Saturday, July 18, 2009

I’ve never seen a pancake so thin it didn’t have two sides

This blog is about perspective. It is not about right or wrong, about the best or worst. It is about appreciating that there are few absolutes. Free speech is to be honored, but we cannot shout “Fire” in crowded theater in the absence of a fire. War is undesirable but when an enemy bombs our Naval bases in Hawaii, it may be needed. Capitalism seems to work better than other economic systems, but as we have seen repeatedly, it needs to have limits set.

I first heard the aphorism, “I’ve never seen a pancake so thin it didn’t have two sides,” over a decade ago from Lee Fritchler, at the time the President of Dickinson College. It stuck with me, perhaps because it fit my world view.

It summed up my approach to political philosophy, to the business world, and to many of life’s every day issues. It is an extension of the line of thought inculcated in me by S.I. Hayakawa’s classic work, “Language in Thought and Action.” I read that first semester freshman year at the aforementioned Dickinson College as part of the much maligned Social Science 10 course.

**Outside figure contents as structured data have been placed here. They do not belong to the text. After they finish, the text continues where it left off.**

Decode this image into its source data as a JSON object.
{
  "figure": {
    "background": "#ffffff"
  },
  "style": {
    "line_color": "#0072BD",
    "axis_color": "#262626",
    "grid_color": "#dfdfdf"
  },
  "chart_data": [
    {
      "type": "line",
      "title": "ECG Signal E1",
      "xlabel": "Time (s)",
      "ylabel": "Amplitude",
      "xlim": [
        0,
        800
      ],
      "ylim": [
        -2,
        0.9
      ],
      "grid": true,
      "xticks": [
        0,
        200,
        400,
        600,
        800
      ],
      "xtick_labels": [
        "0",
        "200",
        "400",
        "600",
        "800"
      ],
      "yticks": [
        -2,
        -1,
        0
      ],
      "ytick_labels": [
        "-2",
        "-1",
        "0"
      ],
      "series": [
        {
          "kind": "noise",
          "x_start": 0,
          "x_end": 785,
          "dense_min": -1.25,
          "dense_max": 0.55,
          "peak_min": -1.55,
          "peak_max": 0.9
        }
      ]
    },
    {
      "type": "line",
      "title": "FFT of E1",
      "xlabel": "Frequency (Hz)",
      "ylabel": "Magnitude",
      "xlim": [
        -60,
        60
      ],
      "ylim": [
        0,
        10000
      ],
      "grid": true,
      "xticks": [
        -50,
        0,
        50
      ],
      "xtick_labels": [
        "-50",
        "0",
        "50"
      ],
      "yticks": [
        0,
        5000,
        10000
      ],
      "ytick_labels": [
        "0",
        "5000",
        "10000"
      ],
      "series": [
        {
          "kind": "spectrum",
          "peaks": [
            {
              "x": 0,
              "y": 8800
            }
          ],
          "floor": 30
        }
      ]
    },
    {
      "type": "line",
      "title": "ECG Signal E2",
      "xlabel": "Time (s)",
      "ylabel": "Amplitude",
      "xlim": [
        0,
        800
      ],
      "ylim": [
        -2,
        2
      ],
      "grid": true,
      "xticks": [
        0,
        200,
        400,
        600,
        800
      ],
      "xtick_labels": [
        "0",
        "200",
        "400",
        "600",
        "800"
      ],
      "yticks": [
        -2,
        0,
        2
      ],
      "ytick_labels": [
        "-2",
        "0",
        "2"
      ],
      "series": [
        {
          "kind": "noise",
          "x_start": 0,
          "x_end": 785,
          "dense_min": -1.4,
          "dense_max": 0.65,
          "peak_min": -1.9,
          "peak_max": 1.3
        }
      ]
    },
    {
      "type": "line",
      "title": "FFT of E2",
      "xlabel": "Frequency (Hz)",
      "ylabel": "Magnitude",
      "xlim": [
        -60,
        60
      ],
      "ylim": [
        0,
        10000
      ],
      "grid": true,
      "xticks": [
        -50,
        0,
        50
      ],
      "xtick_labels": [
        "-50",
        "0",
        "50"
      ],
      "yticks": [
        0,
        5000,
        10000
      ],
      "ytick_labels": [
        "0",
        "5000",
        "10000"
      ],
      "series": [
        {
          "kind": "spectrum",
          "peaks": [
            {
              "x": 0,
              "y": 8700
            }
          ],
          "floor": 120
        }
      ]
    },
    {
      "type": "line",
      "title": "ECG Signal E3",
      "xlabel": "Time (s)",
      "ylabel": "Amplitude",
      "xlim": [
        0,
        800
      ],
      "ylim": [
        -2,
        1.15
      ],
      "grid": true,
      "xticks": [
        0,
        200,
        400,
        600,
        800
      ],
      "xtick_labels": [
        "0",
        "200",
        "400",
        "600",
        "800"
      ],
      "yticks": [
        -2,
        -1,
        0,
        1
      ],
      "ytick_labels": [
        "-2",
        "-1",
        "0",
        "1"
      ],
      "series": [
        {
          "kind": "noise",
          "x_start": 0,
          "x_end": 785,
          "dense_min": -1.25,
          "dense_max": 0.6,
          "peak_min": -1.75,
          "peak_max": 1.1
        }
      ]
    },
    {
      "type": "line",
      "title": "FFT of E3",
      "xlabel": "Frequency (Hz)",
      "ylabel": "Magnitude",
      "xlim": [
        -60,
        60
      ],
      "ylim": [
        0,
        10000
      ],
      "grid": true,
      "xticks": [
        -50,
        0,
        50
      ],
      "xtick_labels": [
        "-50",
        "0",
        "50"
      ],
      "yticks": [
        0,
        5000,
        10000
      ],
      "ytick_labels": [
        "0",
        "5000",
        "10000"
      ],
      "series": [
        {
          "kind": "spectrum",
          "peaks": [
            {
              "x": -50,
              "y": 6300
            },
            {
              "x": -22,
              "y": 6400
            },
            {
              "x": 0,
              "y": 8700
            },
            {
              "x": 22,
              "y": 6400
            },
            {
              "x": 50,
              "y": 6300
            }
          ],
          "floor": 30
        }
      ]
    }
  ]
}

Seeing the world from both sides now (another formulation, credit to Judy Collins) is highly recommended for diplomacy, mediating arguments of all sorts and otherwise leading a stress reduced existence. It does not work well for advocates, militants or protest song writers.. You are probably not familiar with the 1960s satirical songs of Tom Lerher. In 1980 a show based on his old songs was produced. In a concurrent interview in The Wall Street Journal, Lerher, who had long since stopped writing or performing, was asked why. His reply, which I may have clipped but have no idea where it might be, responded something to the effect that as a younger man he saw the world and its issues in black and white. As he got older he recognized it was more like shades of gray. “It’s hard to write a protest song with lyrics ‘on the one hand, but on the other hand.’” Lerher had been hobbled by the two sided pancake.

My world view infuriates my teenage daughter. She called to my attention at dinner one evening that I never took “her side” in any dispute. What she was referring to was my two sided perspective, which I wanted to imbue her with, but she saw as being just contrarian. For example, she may have complained back in high school that it was so unfair that Mrs. X didn't allow the students to chew gum in class. I suggested that while she (my daughter) may have chewed quietly, it may be that others annoyingly popped their gum or too often left it parked underneath the desk. Rather than have to single out individual culprits Mrs. X thought it fairer just to make a blanket rule. My point was not that the rule was fair, only that it may not have been arbitrary. At least, I tried to say, see the other point of view.

I’m not going to be writing here about gum in the classroom. But from time to time (these issues don’t arise every day), I will offer in this space “the other side.” In many cases it will be to suggest that in going with one side of the pancake there are untended consequences that had not been considered. If this approach interests you, click in from time to time to get a feel for what I mean.